To the east beyond the low crest of the Cascades were the Yakimas and Klickitats, and breed of lithe, upstanding, handsome men, great horsemen and famous runners, but who were, perhaps, too busy trying to eke out a living from a semi-arid country, to develop any remarkable crafts. These came into the high valleys each summer, the women to gather berries, and the men to hunt the goat, deer, elk, and bear that abounded, but never to make homes.
On the west, in the Puget Sound Basin, and toward the south, were tribes of an entirely different type - squat, flat-faced, canoe Indians who were not great hunters except for the whale and sea-lion, and who subsisted largely by fishing and digging clams.
These includes such tribes as the Nisqually and the Puyallup, with whom the first settlers on the Sound came into intimate contact, and the Cowlitz from the Columbia River basin to the south.
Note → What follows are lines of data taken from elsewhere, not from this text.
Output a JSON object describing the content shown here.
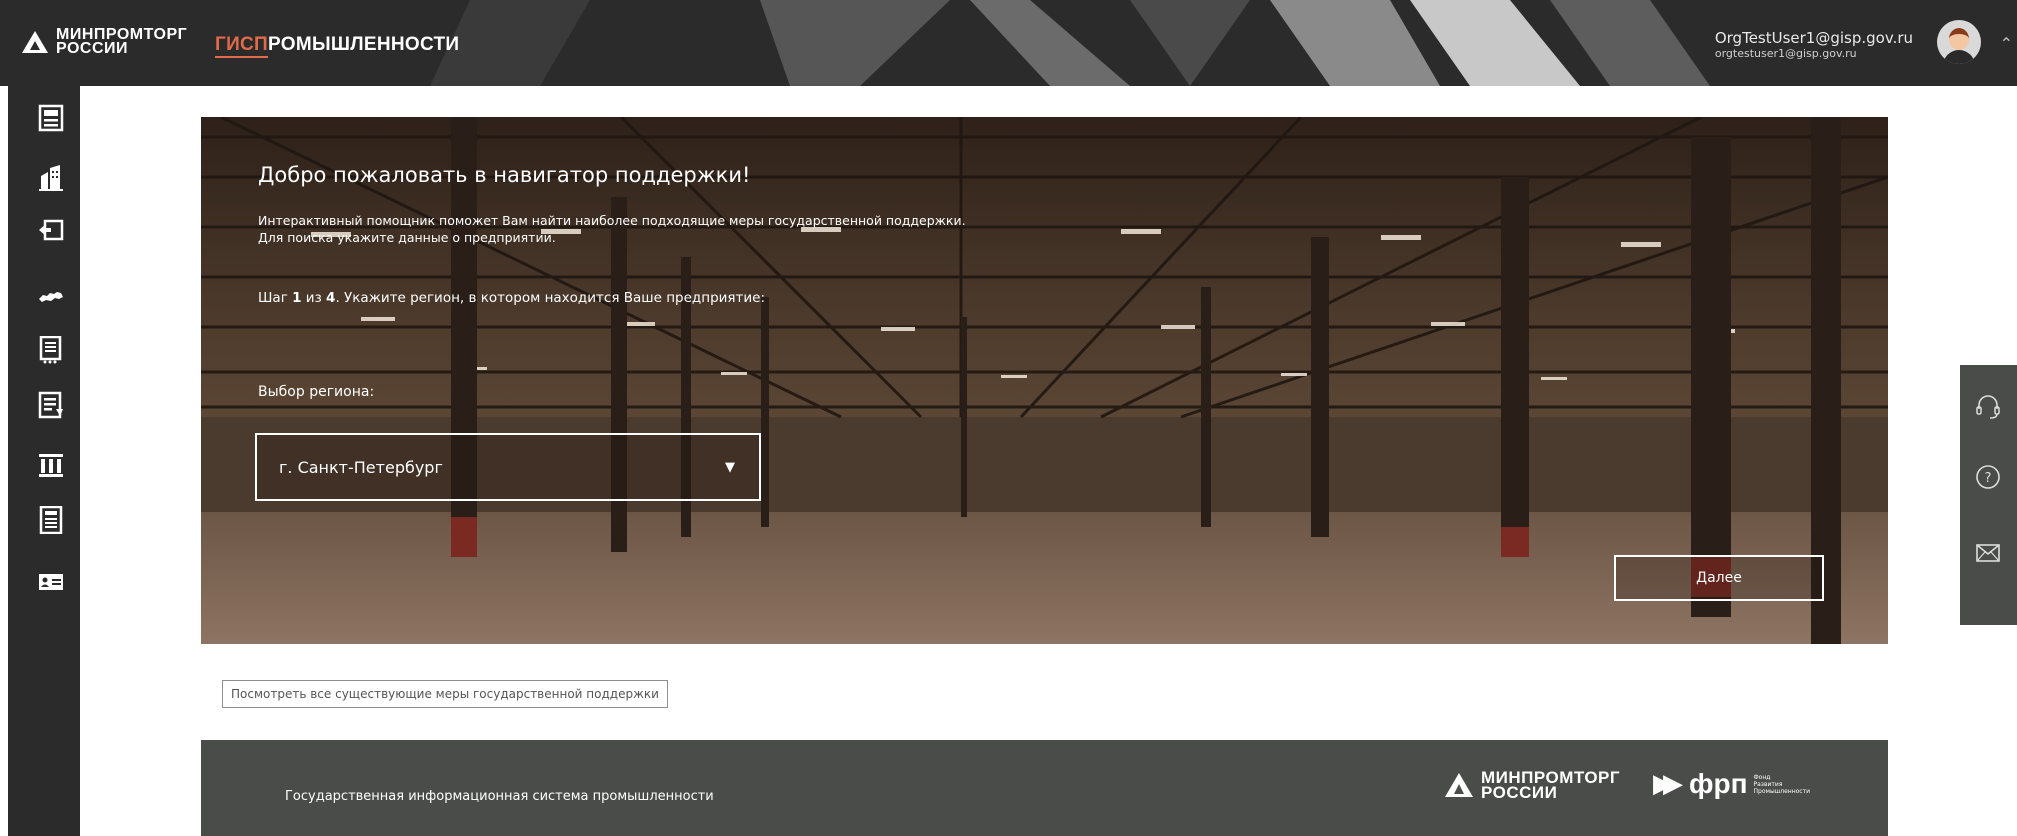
{
  "header": {
    "ministry_logo_text": "МИНПРОМТОРГ\nРОССИИ",
    "gisp_logo_accent": "ГИСП",
    "gisp_logo_rest": "РОМЫШЛЕННОСТИ",
    "user_name": "OrgTestUser1@gisp.gov.ru",
    "user_email": "orgtestuser1@gisp.gov.ru"
  },
  "sidebar": {
    "items": [
      {
        "icon": "registry-icon"
      },
      {
        "icon": "buildings-icon"
      },
      {
        "icon": "import-substitution-icon"
      },
      {
        "icon": "russia-map-icon"
      },
      {
        "icon": "document-list-icon"
      },
      {
        "icon": "report-icon"
      },
      {
        "icon": "catalog-icon"
      },
      {
        "icon": "calculator-icon"
      },
      {
        "icon": "profile-card-icon"
      }
    ]
  },
  "hero": {
    "title": "Добро пожаловать в навигатор поддержки!",
    "desc_line1": "Интерактивный помощник поможет Вам найти наиболее подходящие меры государственной поддержки.",
    "desc_line2": "Для поиска укажите данные о предприятии.",
    "step_prefix": "Шаг ",
    "step_current": "1",
    "step_of": " из ",
    "step_total": "4",
    "step_text": ". Укажите регион, в котором находится Ваше предприятие:",
    "region_label": "Выбор региона:",
    "region_value": "г. Санкт-Петербург",
    "next_label": "Далее"
  },
  "all_measures_link": "Посмотреть все существующие меры государственной поддержки",
  "footer": {
    "text": "Государственная информационная система промышленности",
    "ministry_logo_text": "МИНПРОМТОРГ\nРОССИИ",
    "frp_abbr": "фрп",
    "frp_full": "Фонд Развития Промышленности"
  },
  "right_panel": {
    "items": [
      {
        "icon": "support-headset-icon"
      },
      {
        "icon": "help-question-icon"
      },
      {
        "icon": "mail-envelope-icon"
      }
    ]
  },
  "colors": {
    "topbar": "#2b2b2b",
    "accent": "#e06a4a",
    "footer": "#4a4c4a"
  }
}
These "Digger" Indians normally kept close to tidewater where living was without undue effort. Their huts were made of mats woven from rushes, their food largely sea-life, their implements fashioned from clam shells and the bark of the cedar, and their means of transportation dug-out canoes, hewn from the trunk of the western red cedar. Occasionally, they too, wandered into the high valleys to gather berries, and to dig roots.
Although, as has been said, the Redmen left little in the way of material evidence of their former occupation, names of Indian origin have been richly bestowed upon natural objects and places in the Park - a practice far more in keeping with the ideals of the National Park Service than that of bestowing the names of more or less obscure people, as so often happens.
A glance at the map reveals many such names as; Nisqually, Cowlitz, Puyallup, Sluiskin, Mowich, Tahoma, Owyhigh, Ollala, Ohanapecosh, and Wauhauksupauken, all Indian words or names.
It is still the practice of the local Indians to come each season into the open parks and gather the years supply of berries. Several varieties of huckleberries are abundant in the region, and these the (women) dry for the winters food supply. The Indian of to-day, however, has lost much of his former picturesqueness. Although the women still carry their papooses on their backs and use some wonderful native baskets, it is about as usual to see them arrive in closed cars as upon the traditional Indian Pony, and tho' many of them still employ the Chinook jargon, typical American slang phrases are as frequently heard.